One of the liveliest political bloggers in these parts drove up from Tucson to attend the legislative session, which went on past 1:00 a.m. According to him, the Democrats forced voice votes on a series of proposals to ameliorate the most vicious effects of the retrograde budget package, which of course the Republicans knee-jerked down—providing plenty of grist for the 2010 elections.

Meanwhile, most of the state’s parks, except for a few where local municipalities volunteered to oversee them temporarily, have already closed down. The Republican party, evidently grasping the implications for its political future, is calling for increases in clean election funding and in the amounts PACs can contribute to candidates by way of helping out prospective GOP candidates.

As for my own Beloved Employer, the prez sent out an e-mail telling everyone to report to work as usual and claiming that only 25 percent of the institution’s funding comes from the state.

Arizona State University, which has nearly 20,000 students attending summer classes and programs, more than 10,000 staff and students involved in research supported by a wide range of funding sources, and 70,000 students arriving in 6 weeks for the fall semester will remain open for service during this period of financial decisions by our partner, the State of Arizona.
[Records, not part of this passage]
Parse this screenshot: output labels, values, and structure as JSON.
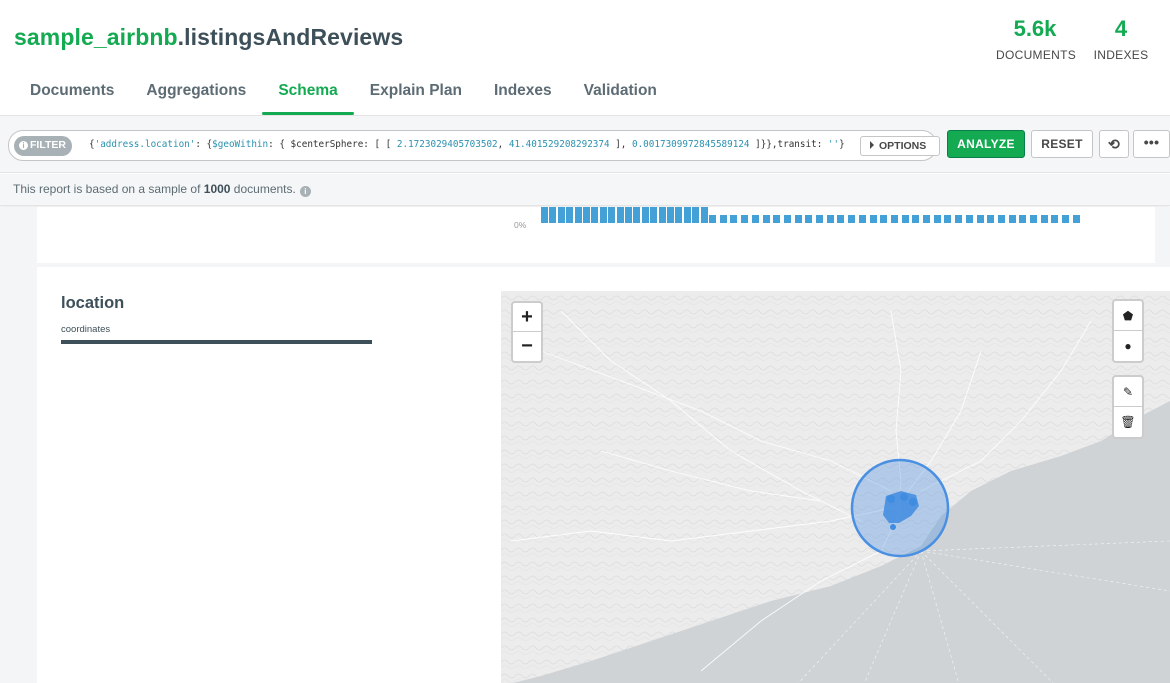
{
  "namespace": {
    "database": "sample_airbnb",
    "collection": ".listingsAndReviews"
  },
  "stats": [
    {
      "value": "5.6k",
      "label": "DOCUMENTS"
    },
    {
      "value": "4",
      "label": "INDEXES"
    }
  ],
  "tabs": [
    {
      "label": "Documents",
      "active": false
    },
    {
      "label": "Aggregations",
      "active": false
    },
    {
      "label": "Schema",
      "active": true
    },
    {
      "label": "Explain Plan",
      "active": false
    },
    {
      "label": "Indexes",
      "active": false
    },
    {
      "label": "Validation",
      "active": false
    }
  ],
  "toolbar": {
    "filter_label": "FILTER",
    "query": {
      "p1": "{",
      "p2": "'address.location'",
      "p3": ": {",
      "p4": "$geoWithin",
      "p5": ": { $centerSphere: [ [ ",
      "p6": "2.1723029405703502",
      "p7": ", ",
      "p8": "41.401529208292374",
      "p9": " ], ",
      "p10": "0.0017309972845589124",
      "p11": " ]}},transit: ",
      "p12": "''",
      "p13": "}"
    },
    "options_label": "OPTIONS",
    "analyze_label": "ANALYZE",
    "reset_label": "RESET",
    "history_icon": "history-icon",
    "more_icon": "ellipsis-icon"
  },
  "sample_info": {
    "prefix": "This report is based on a sample of ",
    "count": "1000",
    "suffix": " documents."
  },
  "top_card": {
    "pct_label": "0%"
  },
  "location_field": {
    "name": "location",
    "type_label": "coordinates",
    "map": {
      "zoom_in": "+",
      "zoom_out": "−",
      "colors": {
        "circle": "#4a90e2",
        "points": "#3f8ce0",
        "sea": "#cfd3d6"
      }
    }
  },
  "colors": {
    "accent": "#13aa52",
    "bar": "#43a1d8"
  }
}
More than 75 percent of ASU operating revenues come from sources other than the state of Arizona. Specific tuition driven and research driven revenues fund our summer operations. As a result we will focus our attention relative to state funding interruptions on our planning for the fall semester.

A state government shutdown lasting through the opening of the fall semester on August 24 would impact staffing and program availability significantly.

The exact impact and the ability of the university to operate normally will be evaluated on a weekly basis moving forward.

In the interim all assignments and work of the university will move forward.

Evidently intended to stave off panic, this missal is full of speciousness. Twenty-five percent of the university’s budget is huge, more than enough to shut the place down. It is, after all, a state university, not a private college. And it has already sustained cuts that have forced it to can hundreds of workers, closing down entire academic programs. The likelihood that the state will shut down and stay shut down through the middle of August, when fall semester begins, is nil. But that little bit of drama does allow him to segue quietly to the remark that operations will be reassessed on a week-by-week basis. In other words: at any time you could be laid off…

My paycheck notice is online, but it remains to be seen whether the money actually will be deposited in the credit union on Thursday. I’m expecting it will. But as for next payday: it’s anyone’s guess.

Education: We are what we sow

Uhm…I guess I’ll have to rescind my ire at the remark by one of our state legislators that teachers are feeding at the public trough. Now, bear in mind that the Goldwater Institute is a conservative think tank, and as we all know, it’s pretty easy to slant a survey. But…hevvin help us, take a look at this. After you’ve run your eye down the list of very basic questions the surveyors asked Arizona high school students, go on to page 2 for the eye-popping results.

Don’t believe it? I wouldn’t, either, if I hadn’t asked a roomful of university juniors and seniors to brainstorm a list of important events that happened in the U.S. during the nineteenth century. World War I made the list. What didn’t make it? Emancipation. The Spanish-American War. The Gadsden Purchase. Lewis and Clark’s expedition. The War of 1812. Construction of the Erie Canal. Nat Turner’s revolt. Assassination of Abraham Lincoln. War with Mexico.

None of those. Didn’t happen. Or if they did, we didn’t notice.

Well. Bring up ignoramuses, and they elect ignoramuses to state and federal office. Explains a lot, doesn’t it?